Pinocchio Unstrung (Original Motion Picture Soundtrack) is the soundtrack album for the film. Andrew Scott Bell composed the film's score. The soundtrack was released by Dark House Music on 21 July 2026.

| No. | Title | Length |
|---|---|---|
| 1. | "Pinocchio: Unstrung" | 1:51 |
| 2. | "Life Is Full of Endless Possibilities" | 1:44 |
| 3. | "Once Upon a Time There Was a Piece of Wood" | 3:40 |
| 4. | "James Meets Pinocchio" | 1:31 |
| 5. | "The Adventures of Pinocchio" | 2:55 |
| 6. | "Woodmother Teaches Pinocchio How to Be Real" | 2:31 |
| 7. | "Pinocchio Touches Grass" | 0:33 |
| 8. | "Good Boys Go Gladly to School" | 3:08 |
| 9. | "A Lesson in Gravity" | 1:03 |
| 10. | "James Makes a Wish" | 2:06 |
| 11. | "Pinocchio Meets New Friends" | 0:48 |
| 12. | "A Crash Course in Dentistry" | 1:09 |
| 13. | "Hospital Mischief" | 2:13 |
| 14. | "Organs and Stuff!" | 3:37 |
| 15. | "Sneaking Through the Hospital" | 1:01 |
| 16. | "Geppetto's Workshop" | 3:18 |
| 17. | "Piece by Piece to Make Yourself Whole" | 2:17 |
| 18. | "Why Can't He Just Make Toys" | 2:17 |
| 19. | "Pinocchio Meets Cricket" | 1:51 |
| 20. | "Let's Give You a Smile" | 2:35 |
| 21. | "Flagitious FaceTime" | 1:54 |
| 22. | "Pinocchio Learns to Swim / Eyes on Me" | 3:00 |
| 23. | "Homicidal Doll on the Loose" | 1:13 |
| 24. | "Peeping Pinok / A Hairy Situation" | 3:10 |
| 25. | "One Hell of a Glow Up, Kid" | 1:11 |
| 26. | "Meat Marionette" | 1:34 |
| 27. | "It's Hammer Time" | 1:21 |
| 28. | "Pinocchio Discovers His Roots" | 2:05 |
| 29. | "Rescuing Pinocchio" | 2:28 |
| 30. | "Here's Geppetto!" | 2:02 |
| 31. | "I'm Not Your Puppet Anymore" | 2:48 |
| 32. | "We'll Lie / Credits" | 2:44 |
| 33. | Untitled | 1:48 |
| 34. | Untitled | 2:19 |
| 35. | Untitled | 1:58 |
| 36. | Untitled | 4:30 |
| Total length: |  | 80:38 |

==Release==
Pinocchio Unstrung had its world premiere at the Brussels International Fantastic Film Festival on 11 April 2026. The film was theatrically released in North America on 24 July 2026, under Viva Pictures.

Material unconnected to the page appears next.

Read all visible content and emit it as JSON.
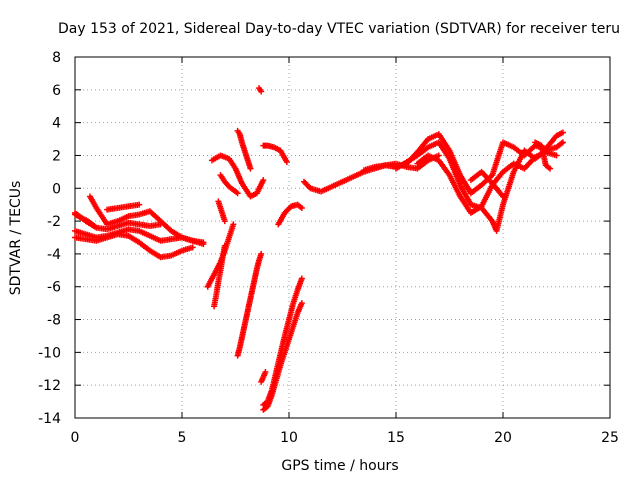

Altitude Film Distribution also released the film on the same date in the United Kingdom. It was previously set to be released in 2025. The film had a worldwide theatrical release by ITN Distribution.

==Reception==
===Box office===
Pinocchio Unstrung grossed $625,726 in the United States and Canada, and $193,248 in other territories, for a worldwide total of $818,974.

===Critical response===
 Metacritic, which uses a weighted average, assigned the film a score of 50 out of 100, based on 4 critics, indicating "mixed or average" reviews.